Demand for natural gas globally will then peak after 2040, although appetite for LNG will continue growing as China and developing Asian nations switch from dirtier coal to the comparatively cleaner fuel.

The growth forecast is slightly lower than predictions last year, but energy majors still expect a strong rise in LNG demand as the world’s economies target net zero carbon emissions by 2050.

LNG has grown in importance since Russia’s full-scale invasion of Ukraine as the Kremlin slashed its pipeline gas supplies to Europe, prompting the region to secure the supercooled fuel to replace the lost volumes.

“The global LNG market will continue growing into the 2040s, mostly driven by China’s industrial decarbonisation and strengthening demand in other Asian countries,” Shell said on Wednesday.

The oil major added that demand for natural gas “has peaked in some regions and globally is set to peak after 2040”.

LNG is natural gas liquefied by cooling it to minus 162C. Like many other energy majors, Shell, the world’s largest private LNG trader, is keen to position natural gas as a transition fuel as the world aims to decarbonise.

Although natural gas is cleaner than other fossil fuel alternatives, it still releases substantial amounts of carbon dioxide when burnt. Natural gas is also mostly composed of methane, which generates more warming than carbon dioxide but is shorter-lived.

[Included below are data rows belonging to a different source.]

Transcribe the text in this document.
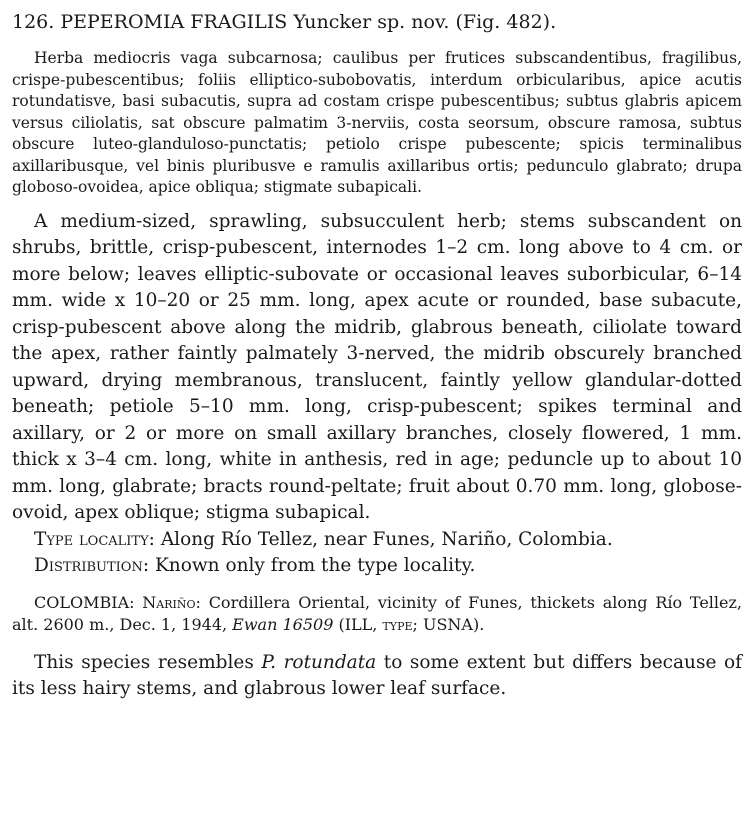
126. PEPEROMIA FRAGILIS Yuncker sp. nov. (Fig. 482).

Herba mediocris vaga subcarnosa; caulibus per frutices subscandentibus, fragilibus, crispe-pubescentibus; foliis elliptico-subobovatis, interdum orbicularibus, apice acutis rotundatisve, basi subacutis, supra ad costam crispe pubescentibus; subtus glabris apicem versus ciliolatis, sat obscure palmatim 3-nerviis, costa seorsum, obscure ramosa, subtus obscure luteo-glanduloso-punctatis; petiolo crispe pubescente; spicis terminalibus axillaribusque, vel binis pluribusve e ramulis axillaribus ortis; pedunculo glabrato; drupa globoso-ovoidea, apice obliqua; stigmate subapicali.

A medium-sized, sprawling, subsucculent herb; stems subscandent on shrubs, brittle, crisp-pubescent, internodes 1–2 cm. long above to 4 cm. or more below; leaves elliptic-subovate or occasional leaves suborbicular, 6–14 mm. wide x 10–20 or 25 mm. long, apex acute or rounded, base subacute, crisp-pubescent above along the midrib, glabrous beneath, ciliolate toward the apex, rather faintly palmately 3-nerved, the midrib obscurely branched upward, drying membranous, translucent, faintly yellow glandular-dotted beneath; petiole 5–10 mm. long, crisp-pubescent; spikes terminal and axillary, or 2 or more on small axillary branches, closely flowered, 1 mm. thick x 3–4 cm. long, white in anthesis, red in age; peduncle up to about 10 mm. long, glabrate; bracts round-peltate; fruit about 0.70 mm. long, globose-ovoid, apex oblique; stigma subapical.

Type locality: Along Río Tellez, near Funes, Nariño, Colombia.

Distribution: Known only from the type locality.

COLOMBIA: Nariño: Cordillera Oriental, vicinity of Funes, thickets along Río Tellez, alt. 2600 m., Dec. 1, 1944, Ewan 16509 (ILL, type; USNA).

This species resembles P. rotundata to some extent but differs because of its less hairy stems, and glabrous lower leaf surface.
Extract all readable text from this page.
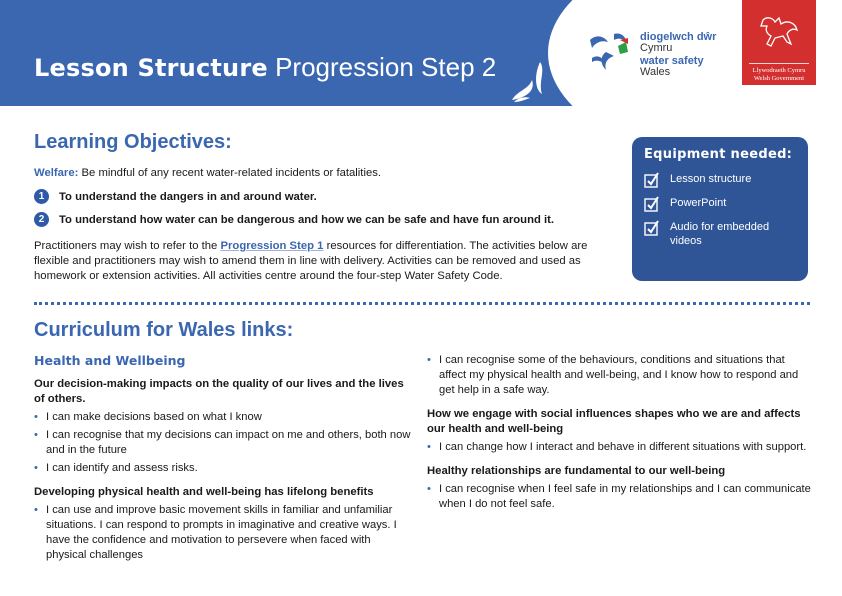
Lesson Structure Progression Step 2
diogelwch dŵr
Cymru
water safety
Wales	Llywodraeth Cymru
Welsh Government
Learning Objectives:
Welfare: Be mindful of any recent water-related incidents or fatalities.
1	To understand the dangers in and around water.
2	To understand how water can be dangerous and how we can be safe and have fun around it.
Practitioners may wish to refer to the Progression Step 1 resources for differentiation. The activities below are flexible and practitioners may wish to amend them in line with delivery. Activities can be removed and used as homework or extension activities. All activities centre around the four-step Water Safety Code.
Equipment needed:
Lesson structure
PowerPoint
Audio for embedded videos
Curriculum for Wales links:
Health and Wellbeing
Our decision-making impacts on the quality of our lives and the lives of others.
• I can make decisions based on what I know
• I can recognise that my decisions can impact on me and others, both now and in the future
• I can identify and assess risks.
Developing physical health and well-being has lifelong benefits
• I can use and improve basic movement skills in familiar and unfamiliar situations. I can respond to prompts in imaginative and creative ways. I have the confidence and motivation to persevere when faced with physical challenges
• I can recognise some of the behaviours, conditions and situations that affect my physical health and well-being, and I know how to respond and get help in a safe way.
How we engage with social influences shapes who we are and affects our health and well-being
• I can change how I interact and behave in different situations with support.
Healthy relationships are fundamental to our well-being
• I can recognise when I feel safe in my relationships and I can communicate when I do not feel safe.
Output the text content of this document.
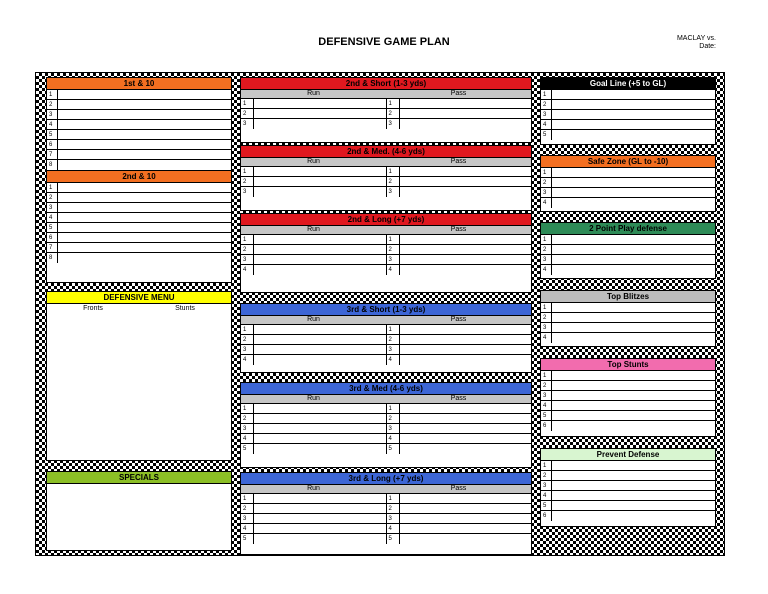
DEFENSIVE GAME PLAN	MACLAY vs.
Date:
1st & 10
1
2
3
4
5
6
7
8
2nd & 10
1
2
3
4
5
6
7
8
DEFENSIVE MENU
Fronts	Stunts
SPECIALS
2nd & Short (1-3 yds)
Run	Pass
1	1
2	2
3	3
2nd & Med. (4-6 yds)
Run	Pass
1	1
2	2
3	3
2nd & Long (+7 yds)
Run	Pass
1	1
2	2
3	3
4	4
3rd & Short (1-3 yds)
Run	Pass
1	1
2	2
3	3
4	4
3rd & Med (4-6 yds)
Run	Pass
1	1
2	2
3	3
4	4
5	5
3rd & Long (+7 yds)
Run	Pass
1	1
2	2
3	3
4	4
5	5
Goal Line (+5 to GL)
1
2
3
4
5
Safe Zone (GL to -10)
1
2
3
4
2 Point Play defense
1
2
3
4
Top Blitzes
1
2
3
4
Top Stunts
1
2
3
4
5
6
Prevent Defense
1
2
3
4
5
6
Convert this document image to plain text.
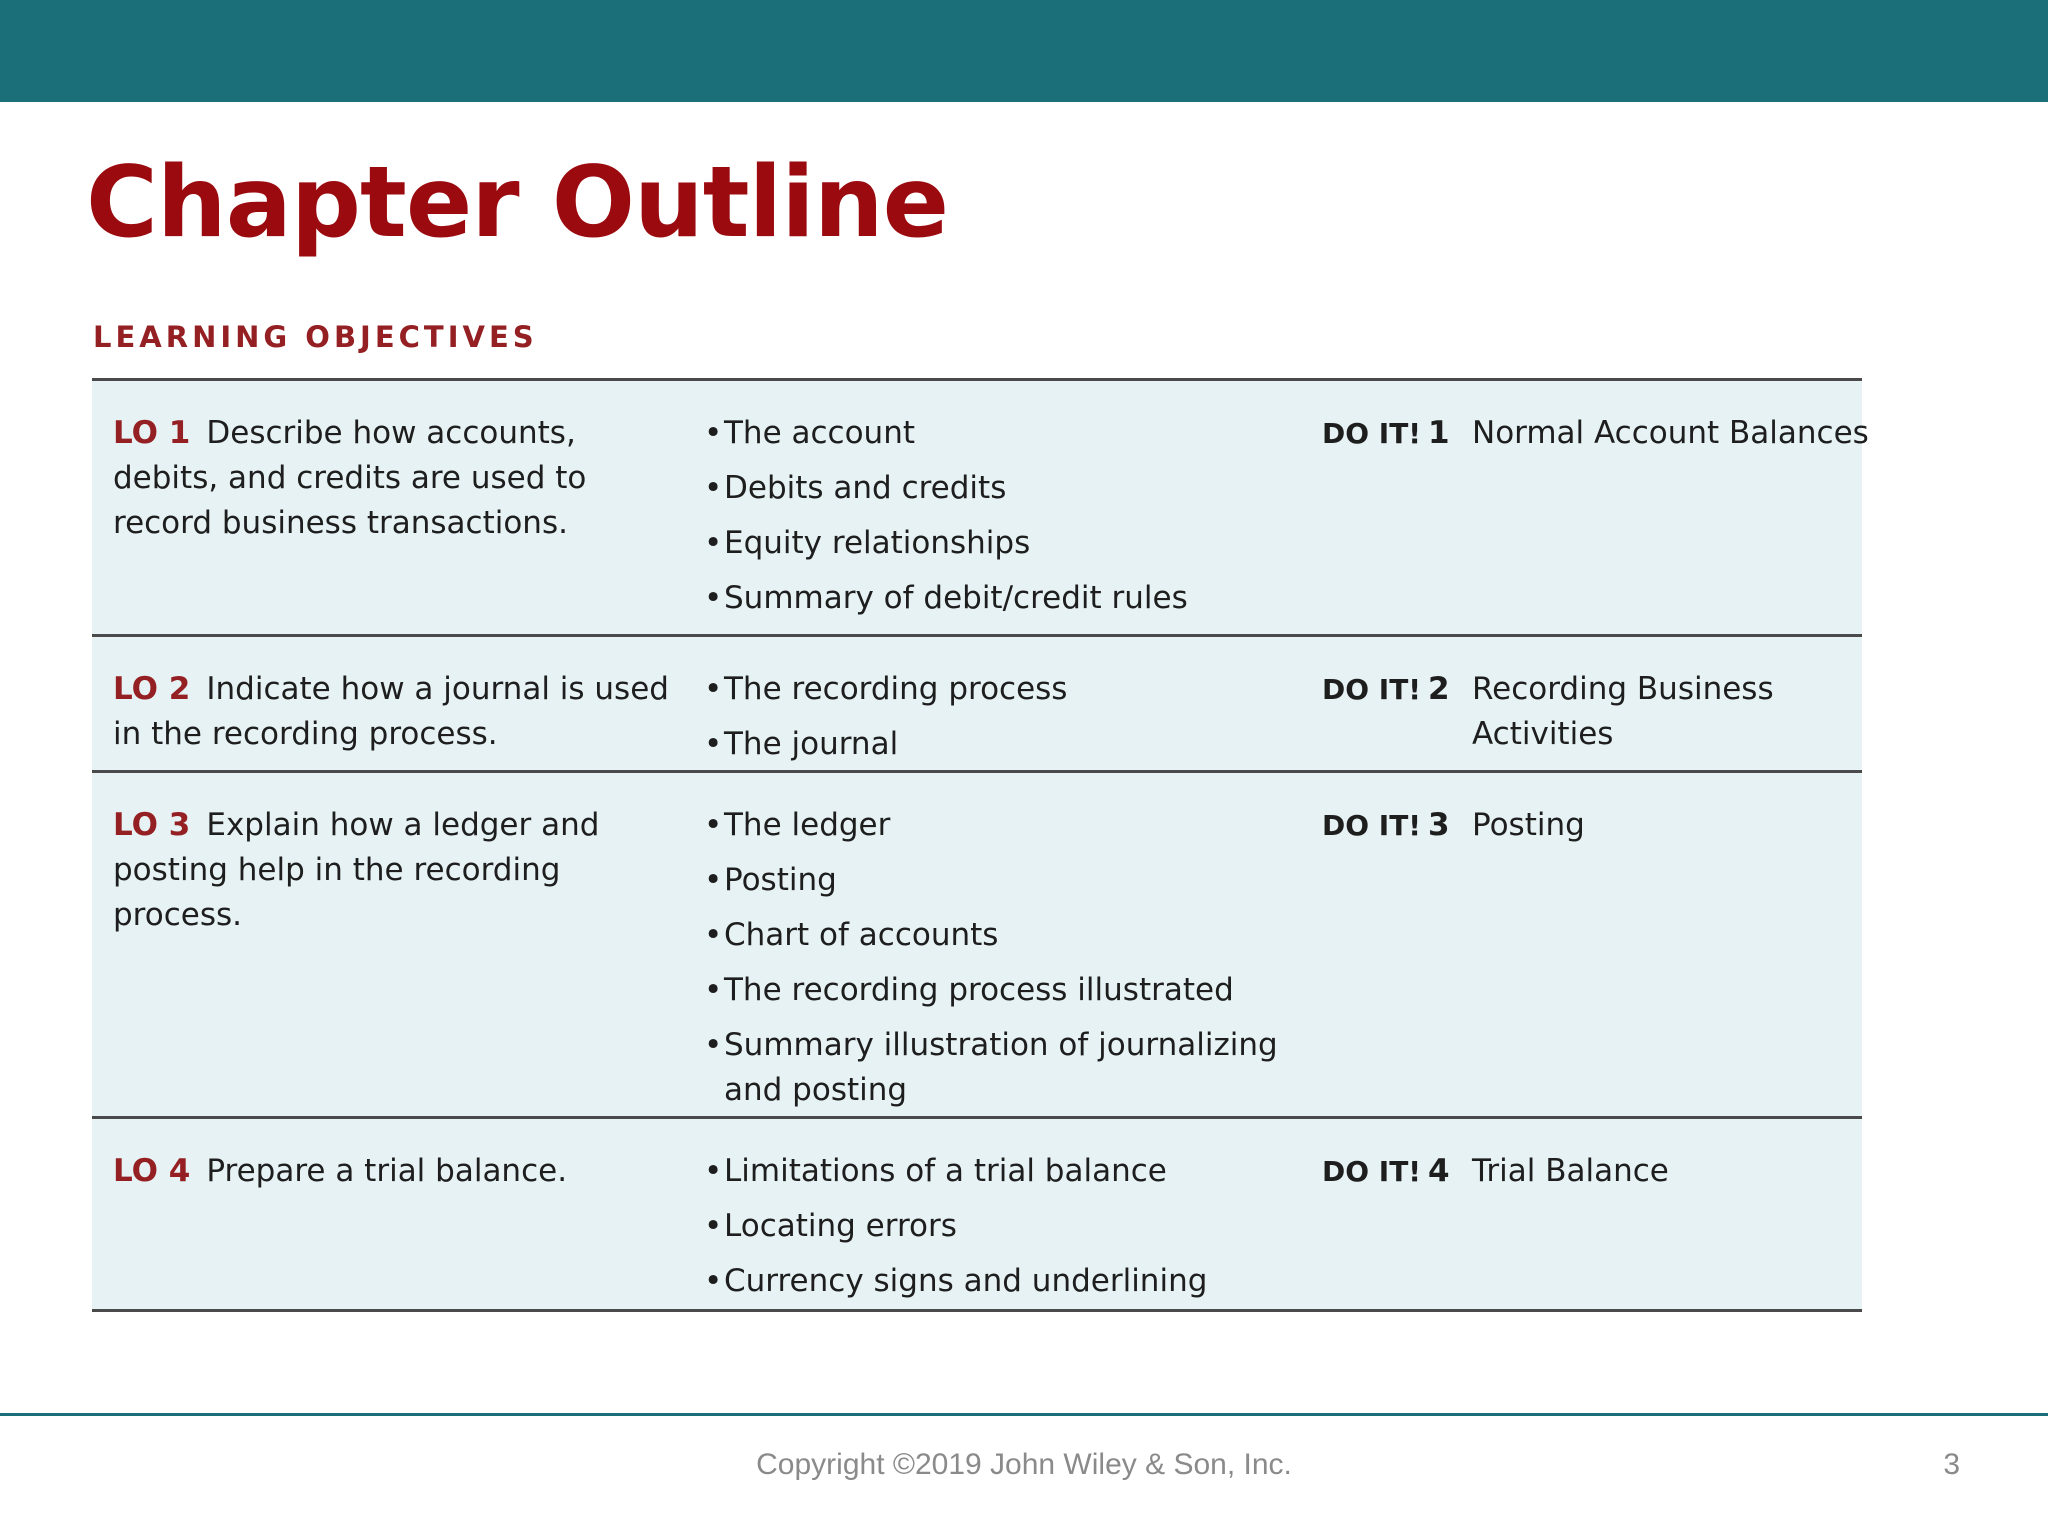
Chapter Outline
LEARNING OBJECTIVES
LO 1 Describe how accounts, debits, and credits are used to record business transactions.
• The account
• Debits and credits
• Equity relationships
• Summary of debit/credit rules
DO IT! 1 Normal Account Balances
LO 2 Indicate how a journal is used in the recording process.
• The recording process
• The journal
DO IT! 2 Recording Business Activities
LO 3 Explain how a ledger and posting help in the recording process.
• The ledger
• Posting
• Chart of accounts
• The recording process illustrated
• Summary illustration of journalizing and posting
DO IT! 3 Posting
LO 4 Prepare a trial balance.
•	Limitations of a trial balance
• Locating errors
• Currency signs and underlining
DO IT! 4 Trial Balance
Copyright ©2019 John Wiley & Son, Inc.	3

Cutting methane emissions is regarded by scientists as among the cheapest and quickest ways to tackle global climate change.

Shell said LNG demand was expected to reach 625mn to 685mn tonnes in 2040, from 404mn tonnes in 2023. This is lower than its forecast a year ago, when it predicted LNG demand to reach 650mn to 700mn tonnes.

China was likely to dominate LNG demand growth this decade, while over the following decade, south Asia and south-east Asia would drive sales as they increasingly needed fuel to power their gas-fired power plants, Shell said.

The company added that LNG continued to play a “vital role” in Europe’s energy security last year, with imports remaining at similar levels to the record highs in 2022 following Russia’s war in Ukraine, despite an overall decline for gas demand in the region.

The global gas market remained structurally tight, owing to the lack of Russian pipeline gas supply to Europe, Shell said.